Oh, Hardy Weinberg equilibrium, you sly dog! Let's break it down, shall we?

If we assume that the population is at Hardy Weinberg equilibrium (which means no genetic forces like mutation, selection, or migration are at play), we can determine the frequency of the resistance allele (R).

Let's call the frequency of the resistance allele 'p'. So, according to the given information, 20% of the population carries one copy of the allele. Therefore, if we divide 20% by 2 (since heterozygotes carry one copy), we get 10% or 0.1.

Now, to find the frequency of the non-resistant allele (r), we subtract the frequency of the resistance allele (p) from 1. So, that would be 1 - 0.1 = 0.9.

Since we know that the resistant allele (R) is completely resistant to HIV when homozygous (RR), its frequency would be the square of the frequency of the resistance allele (p). Therefore, the frequency of homozygous resistance (RR) would be 0.1^2 = 0.01, or 1%.

So, to answer your question, based on the assumptions of Hardy Weinberg equilibrium, the frequency of the human population that is resistant (RR) is an exact 1%.

To determine whether the frequency of the resistant allele (R) in the population is a guess, an approximation, or an exact frequency, we can use the Hardy-Weinberg equilibrium equation.
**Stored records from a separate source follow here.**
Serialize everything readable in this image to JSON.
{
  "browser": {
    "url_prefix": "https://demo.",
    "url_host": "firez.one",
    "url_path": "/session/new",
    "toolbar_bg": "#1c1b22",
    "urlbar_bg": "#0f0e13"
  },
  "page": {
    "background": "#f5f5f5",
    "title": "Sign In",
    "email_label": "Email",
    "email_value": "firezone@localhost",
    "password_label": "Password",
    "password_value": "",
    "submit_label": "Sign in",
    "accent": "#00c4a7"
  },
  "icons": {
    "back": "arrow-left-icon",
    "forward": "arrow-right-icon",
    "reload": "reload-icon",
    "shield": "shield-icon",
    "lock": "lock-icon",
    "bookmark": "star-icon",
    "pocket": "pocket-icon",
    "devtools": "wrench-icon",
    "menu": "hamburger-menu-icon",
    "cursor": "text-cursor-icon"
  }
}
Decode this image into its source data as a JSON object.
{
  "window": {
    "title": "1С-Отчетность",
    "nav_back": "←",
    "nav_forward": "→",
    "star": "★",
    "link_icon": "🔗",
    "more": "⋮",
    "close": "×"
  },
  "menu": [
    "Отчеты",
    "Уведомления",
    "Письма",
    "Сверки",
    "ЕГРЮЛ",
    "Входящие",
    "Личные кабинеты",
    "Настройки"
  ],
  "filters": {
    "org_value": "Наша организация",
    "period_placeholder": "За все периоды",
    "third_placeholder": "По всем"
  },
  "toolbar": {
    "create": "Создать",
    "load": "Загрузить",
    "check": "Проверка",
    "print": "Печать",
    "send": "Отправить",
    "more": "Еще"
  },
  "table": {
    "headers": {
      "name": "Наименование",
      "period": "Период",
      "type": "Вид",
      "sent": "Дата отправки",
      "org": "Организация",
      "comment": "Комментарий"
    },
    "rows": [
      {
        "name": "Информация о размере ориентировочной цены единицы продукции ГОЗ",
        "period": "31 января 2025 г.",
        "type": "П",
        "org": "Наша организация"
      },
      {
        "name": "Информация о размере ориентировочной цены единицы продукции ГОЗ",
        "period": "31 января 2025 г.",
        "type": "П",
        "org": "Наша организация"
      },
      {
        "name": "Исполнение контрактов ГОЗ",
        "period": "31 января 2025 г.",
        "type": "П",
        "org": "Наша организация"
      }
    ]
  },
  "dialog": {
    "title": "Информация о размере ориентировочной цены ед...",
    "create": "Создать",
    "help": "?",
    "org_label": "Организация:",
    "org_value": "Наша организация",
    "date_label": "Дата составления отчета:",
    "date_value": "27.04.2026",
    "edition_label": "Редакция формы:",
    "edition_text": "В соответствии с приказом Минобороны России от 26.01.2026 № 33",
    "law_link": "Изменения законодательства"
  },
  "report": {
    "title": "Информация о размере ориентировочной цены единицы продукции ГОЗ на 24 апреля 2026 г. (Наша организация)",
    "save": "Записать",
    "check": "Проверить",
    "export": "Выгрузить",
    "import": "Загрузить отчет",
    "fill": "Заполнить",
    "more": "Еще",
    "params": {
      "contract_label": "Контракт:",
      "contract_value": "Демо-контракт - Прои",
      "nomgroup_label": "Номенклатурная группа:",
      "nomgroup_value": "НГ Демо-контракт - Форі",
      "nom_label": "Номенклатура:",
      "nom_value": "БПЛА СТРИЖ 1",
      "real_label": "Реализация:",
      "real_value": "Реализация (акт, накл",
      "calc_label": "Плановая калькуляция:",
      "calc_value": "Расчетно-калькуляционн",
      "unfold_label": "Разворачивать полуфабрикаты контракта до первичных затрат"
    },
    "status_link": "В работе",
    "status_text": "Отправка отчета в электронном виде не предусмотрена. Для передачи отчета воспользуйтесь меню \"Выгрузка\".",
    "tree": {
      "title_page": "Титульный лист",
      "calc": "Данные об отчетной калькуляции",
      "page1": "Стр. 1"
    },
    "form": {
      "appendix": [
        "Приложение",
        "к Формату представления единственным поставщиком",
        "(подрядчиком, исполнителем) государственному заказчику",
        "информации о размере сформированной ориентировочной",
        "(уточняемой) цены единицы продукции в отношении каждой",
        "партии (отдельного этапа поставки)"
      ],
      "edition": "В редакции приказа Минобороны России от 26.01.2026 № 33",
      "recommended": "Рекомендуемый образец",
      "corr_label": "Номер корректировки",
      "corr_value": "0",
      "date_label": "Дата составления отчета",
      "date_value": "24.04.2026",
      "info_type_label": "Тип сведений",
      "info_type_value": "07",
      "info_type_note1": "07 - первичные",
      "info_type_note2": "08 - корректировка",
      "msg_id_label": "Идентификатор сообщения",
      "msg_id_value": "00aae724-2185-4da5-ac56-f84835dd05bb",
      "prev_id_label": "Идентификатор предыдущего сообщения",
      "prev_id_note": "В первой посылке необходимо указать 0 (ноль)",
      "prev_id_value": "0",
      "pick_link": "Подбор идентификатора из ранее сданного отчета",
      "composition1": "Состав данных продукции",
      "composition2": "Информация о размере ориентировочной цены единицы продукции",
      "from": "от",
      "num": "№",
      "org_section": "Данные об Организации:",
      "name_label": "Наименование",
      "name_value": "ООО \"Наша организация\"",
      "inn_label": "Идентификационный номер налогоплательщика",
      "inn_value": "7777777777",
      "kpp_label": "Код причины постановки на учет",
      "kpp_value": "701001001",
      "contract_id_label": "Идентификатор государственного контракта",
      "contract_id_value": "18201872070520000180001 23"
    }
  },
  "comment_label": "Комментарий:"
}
The Hardy-Weinberg equilibrium is a principle in population genetics that states that the frequencies of alleles in a population will remain constant from generation to generation in the absence of other forces, such as mutation, migration, genetic drift, or natural selection.

The equation for Hardy-Weinberg equilibrium is expressed as follows:

p^2 + 2pq + q^2 = 1

Where:
- p^2 represents the frequency of the homozygous dominant genotype (RR)
- 2pq represents the frequency of the heterozygous genotype (Rr)
- q^2 represents the frequency of the homozygous recessive genotype (rr)
- p represents the frequency of the dominant allele (R)
- q represents the frequency of the recessive allele (r)
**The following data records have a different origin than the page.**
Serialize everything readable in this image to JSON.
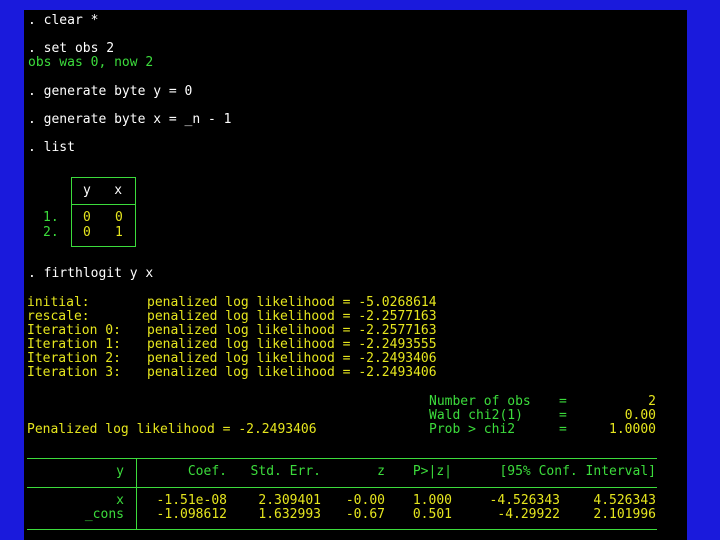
{
  "commands": {
    "clear": ". clear *",
    "set_obs": ". set obs 2",
    "set_obs_result": "obs was 0, now 2",
    "gen_y": ". generate byte y = 0",
    "gen_x": ". generate byte x = _n - 1",
    "list": ". list",
    "firthlogit": ". firthlogit y x"
  },
  "list_table": {
    "header": "y   x",
    "rows": [
      {
        "idx": "1.",
        "y": "0",
        "x": "0"
      },
      {
        "idx": "2.",
        "y": "0",
        "x": "1"
      }
    ]
  },
  "iterations": [
    {
      "label": "initial:",
      "text": "penalized log likelihood = -5.0268614"
    },
    {
      "label": "rescale:",
      "text": "penalized log likelihood = -2.2577163"
    },
    {
      "label": "Iteration 0:",
      "text": "penalized log likelihood = -2.2577163"
    },
    {
      "label": "Iteration 1:",
      "text": "penalized log likelihood = -2.2493555"
    },
    {
      "label": "Iteration 2:",
      "text": "penalized log likelihood = -2.2493406"
    },
    {
      "label": "Iteration 3:",
      "text": "penalized log likelihood = -2.2493406"
    }
  ],
  "stats": [
    {
      "label": "Number of obs",
      "eq": "=",
      "value": "2"
    },
    {
      "label": "Wald chi2(1)",
      "eq": "=",
      "value": "0.00"
    },
    {
      "label": "Prob > chi2",
      "eq": "=",
      "value": "1.0000"
    }
  ],
  "penalized_ll": "Penalized log likelihood = -2.2493406",
  "reg_table": {
    "depvar": "y",
    "headers": [
      "Coef.",
      "Std. Err.",
      "z",
      "P>|z|",
      "[95% Conf. Interval]"
    ],
    "rows": [
      {
        "name": "x",
        "coef": "-1.51e-08",
        "se": "2.309401",
        "z": "-0.00",
        "p": "1.000",
        "lo": "-4.526343",
        "hi": "4.526343"
      },
      {
        "name": "_cons",
        "coef": "-1.098612",
        "se": "1.632993",
        "z": "-0.67",
        "p": "0.501",
        "lo": "-4.29922",
        "hi": "2.101996"
      }
    ]
  }
}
In this case, the newspaper story states that the frequency of the RR genotype (homozygous resistant) is 1% of the population, which can be expressed as 0.01. Therefore, p^2 = 0.01.

The story also states that 20% of the population carries one copy of the resistance allele (heterozygous). This can be expressed as 0.20. Therefore, 2pq = 0.20.

By rearranging and substituting values into the equation, we can solve for q:

q^2 = 1 - p^2 - 2pq
q^2 = 1 - 0.01 - 0.20
q^2 = 0.79
q = √0.79 ≈ 0.89

Now that we have the value of q (frequency of the recessive allele), we can calculate the frequency of the dominant allele (R) using p = 1 - q:
p = 1 - 0.89
p ≈ 0.11

Therefore, the resistant allele (R) occurs in the population with a frequency of approximately 0.11 or 11%.

In conclusion, the frequency of the resistant allele (R) provided in the newspaper story is not a guess or an approximation; it is an exact frequency based on the assumption that the population is at Hardy-Weinberg equilibrium.